Por 15 de enero de 2023 Sin comentarios

Sònia Hernández

Una mujer a las puertas de la madurez, sobre un montículo de arena cerca de lo que fue su escuela de primaria, exclama –en un grito silencioso– que quiere dejar de tener nueve años. Que quiere abandonar de una vez por todas ese montículo que representó sus años de escolar. Otra mujer, de una edad aproximada, a quien le cuesta mucho más controlar su ansiedad, está sentada también sobre un montículo de tierra en un montaje teatral. Exclama, a su vez, mucho más explícitamente, antes de acabar masticando y tragando –ella, que confiesa tener una relación muy complicada con la comida– puñados de tierra y abono.

La primera escena corresponde a la novela Ojo de gato, de Margaret Atwood (Ottawa, 1939), que felizmente ha recuperado Salamandra en magnífica traducción de Victoria Alonso Blanco. La segunda escena se enmarca en el documental Angélica. Una tragedia, de Manuel Fernández Valdes, de 2017, que sigue los ensayos de una de las obras teatrales de Angélica Liddell (Figueras, 1966). El componente biográfico de las dos obras es más que evidente. Así como la exploración en la relación entre dolor y creación, la infancia como lastre y aquello de lo que queremos huir sin conocerlo, sin sospechar siquiera el nombre o la forma de lo que amenaza. El asesino silencioso. Nada de ello es una novedad. La novela de Atwood reconstruye la asfixiante infancia, la adolescencia y la juventud de la artista plástica canadiense Elaine Risley, que con frecuencia se ha leído como trasunto de la autora. El libro tiene más de tres décadas, y se podría decir que, si no lo es, merece ser considerado un clásico. Por su parte, Liddell es ya una dramaturga y escritora depositaria de un gran reconocimiento europeo. Sin embargo, el mensaje de ambas, cuando tanto, tan incansablemente y tan agobiantemente se ha hablado de feminismos, llega y sorprende por el impacto, la fuerza y la legitimidad de lo genuino.

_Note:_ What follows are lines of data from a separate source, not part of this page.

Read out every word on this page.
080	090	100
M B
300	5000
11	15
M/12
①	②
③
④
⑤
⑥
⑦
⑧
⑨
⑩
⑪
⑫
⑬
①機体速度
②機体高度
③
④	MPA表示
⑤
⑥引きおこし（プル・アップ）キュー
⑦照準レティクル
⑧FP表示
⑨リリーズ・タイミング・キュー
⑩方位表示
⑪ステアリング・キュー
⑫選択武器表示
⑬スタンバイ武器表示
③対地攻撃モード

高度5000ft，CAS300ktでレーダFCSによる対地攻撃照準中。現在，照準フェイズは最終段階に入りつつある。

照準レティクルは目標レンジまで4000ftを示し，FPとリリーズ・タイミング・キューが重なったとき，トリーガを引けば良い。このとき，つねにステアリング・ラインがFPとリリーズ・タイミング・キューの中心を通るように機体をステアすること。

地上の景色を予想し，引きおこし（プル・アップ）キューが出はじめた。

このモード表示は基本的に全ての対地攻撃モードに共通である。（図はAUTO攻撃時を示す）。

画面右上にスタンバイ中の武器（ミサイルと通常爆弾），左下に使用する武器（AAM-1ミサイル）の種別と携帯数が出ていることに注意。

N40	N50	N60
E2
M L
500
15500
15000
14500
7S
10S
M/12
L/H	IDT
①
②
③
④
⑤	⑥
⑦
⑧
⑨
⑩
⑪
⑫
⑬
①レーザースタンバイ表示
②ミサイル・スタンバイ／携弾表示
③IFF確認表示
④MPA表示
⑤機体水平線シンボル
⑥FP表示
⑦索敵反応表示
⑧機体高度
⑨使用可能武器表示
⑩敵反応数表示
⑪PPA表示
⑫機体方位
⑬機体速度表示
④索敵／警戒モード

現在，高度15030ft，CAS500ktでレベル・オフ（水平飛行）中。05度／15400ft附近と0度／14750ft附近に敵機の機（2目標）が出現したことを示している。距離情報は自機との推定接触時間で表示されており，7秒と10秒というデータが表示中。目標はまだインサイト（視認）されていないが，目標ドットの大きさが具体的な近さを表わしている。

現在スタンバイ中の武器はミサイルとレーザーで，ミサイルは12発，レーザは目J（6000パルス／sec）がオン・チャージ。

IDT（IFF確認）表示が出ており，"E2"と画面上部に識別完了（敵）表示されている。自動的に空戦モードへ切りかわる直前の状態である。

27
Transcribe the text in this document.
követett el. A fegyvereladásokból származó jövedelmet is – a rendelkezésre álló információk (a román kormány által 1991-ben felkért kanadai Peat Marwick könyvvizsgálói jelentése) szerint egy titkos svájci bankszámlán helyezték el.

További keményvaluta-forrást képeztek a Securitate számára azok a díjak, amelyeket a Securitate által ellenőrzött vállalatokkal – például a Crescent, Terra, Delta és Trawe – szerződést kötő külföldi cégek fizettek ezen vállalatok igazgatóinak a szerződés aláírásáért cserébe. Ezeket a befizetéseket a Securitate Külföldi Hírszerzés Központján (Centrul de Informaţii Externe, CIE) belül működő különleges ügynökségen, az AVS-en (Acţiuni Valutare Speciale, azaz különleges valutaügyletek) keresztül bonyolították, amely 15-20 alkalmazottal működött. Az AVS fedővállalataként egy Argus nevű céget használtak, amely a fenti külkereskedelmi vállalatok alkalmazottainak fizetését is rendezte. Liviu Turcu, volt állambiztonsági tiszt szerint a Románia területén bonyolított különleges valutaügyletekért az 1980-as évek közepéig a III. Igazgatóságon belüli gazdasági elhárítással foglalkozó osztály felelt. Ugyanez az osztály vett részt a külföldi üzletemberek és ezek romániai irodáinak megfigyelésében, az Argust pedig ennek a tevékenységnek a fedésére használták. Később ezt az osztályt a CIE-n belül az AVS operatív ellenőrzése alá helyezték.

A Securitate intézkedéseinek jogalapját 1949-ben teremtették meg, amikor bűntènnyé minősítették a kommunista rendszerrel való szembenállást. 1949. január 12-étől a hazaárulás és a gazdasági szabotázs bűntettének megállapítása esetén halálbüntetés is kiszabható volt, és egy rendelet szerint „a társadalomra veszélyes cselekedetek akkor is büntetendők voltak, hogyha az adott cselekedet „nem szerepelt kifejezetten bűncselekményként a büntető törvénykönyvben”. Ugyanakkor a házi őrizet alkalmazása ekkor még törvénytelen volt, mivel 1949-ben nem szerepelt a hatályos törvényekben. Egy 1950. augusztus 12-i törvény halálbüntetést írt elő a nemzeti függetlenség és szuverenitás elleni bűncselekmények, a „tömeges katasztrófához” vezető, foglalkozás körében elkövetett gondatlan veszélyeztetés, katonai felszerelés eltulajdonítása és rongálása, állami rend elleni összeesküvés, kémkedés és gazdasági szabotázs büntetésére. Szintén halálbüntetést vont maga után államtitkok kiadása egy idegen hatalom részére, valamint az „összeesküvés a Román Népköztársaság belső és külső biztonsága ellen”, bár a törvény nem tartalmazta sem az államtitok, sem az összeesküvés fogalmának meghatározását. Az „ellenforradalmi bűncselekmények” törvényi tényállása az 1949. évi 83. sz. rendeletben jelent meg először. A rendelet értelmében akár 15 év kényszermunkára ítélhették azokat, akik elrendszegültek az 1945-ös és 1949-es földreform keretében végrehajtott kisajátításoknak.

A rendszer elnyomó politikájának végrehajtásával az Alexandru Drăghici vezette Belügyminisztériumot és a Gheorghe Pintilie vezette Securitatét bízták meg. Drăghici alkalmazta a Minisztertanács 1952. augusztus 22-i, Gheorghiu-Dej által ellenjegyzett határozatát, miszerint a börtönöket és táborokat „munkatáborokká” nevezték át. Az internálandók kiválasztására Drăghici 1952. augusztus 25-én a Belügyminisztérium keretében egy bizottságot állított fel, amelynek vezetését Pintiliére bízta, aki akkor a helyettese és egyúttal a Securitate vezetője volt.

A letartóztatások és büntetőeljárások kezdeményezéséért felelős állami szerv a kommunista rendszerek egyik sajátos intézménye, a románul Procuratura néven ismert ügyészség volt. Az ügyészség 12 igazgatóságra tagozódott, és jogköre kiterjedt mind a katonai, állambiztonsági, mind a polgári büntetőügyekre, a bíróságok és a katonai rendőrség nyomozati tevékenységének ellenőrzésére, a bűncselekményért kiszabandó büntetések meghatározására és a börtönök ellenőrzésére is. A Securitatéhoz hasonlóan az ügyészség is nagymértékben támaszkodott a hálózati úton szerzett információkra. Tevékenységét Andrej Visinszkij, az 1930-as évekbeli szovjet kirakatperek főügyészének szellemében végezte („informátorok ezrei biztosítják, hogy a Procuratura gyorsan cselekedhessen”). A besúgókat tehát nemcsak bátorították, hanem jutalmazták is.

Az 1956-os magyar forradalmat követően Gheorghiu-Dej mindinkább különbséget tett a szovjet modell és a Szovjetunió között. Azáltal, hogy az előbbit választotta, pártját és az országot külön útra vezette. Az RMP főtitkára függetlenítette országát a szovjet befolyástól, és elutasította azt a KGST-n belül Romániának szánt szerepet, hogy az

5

En las dos obras hay mucho de autolesión. Sin pretensiones, y a veces sin espectadores, como cuando se baila en la oscuridad. Atwood y Liddell se autolesionan para sentir el cuerpo y explorar la tierra, con el tremendismo que corresponde a un cuerpo que se reivindica como el principio, el final y el único refugio posible de todo. Un cuerpo que recuerda la condición humana, en estos dos casos la femenina.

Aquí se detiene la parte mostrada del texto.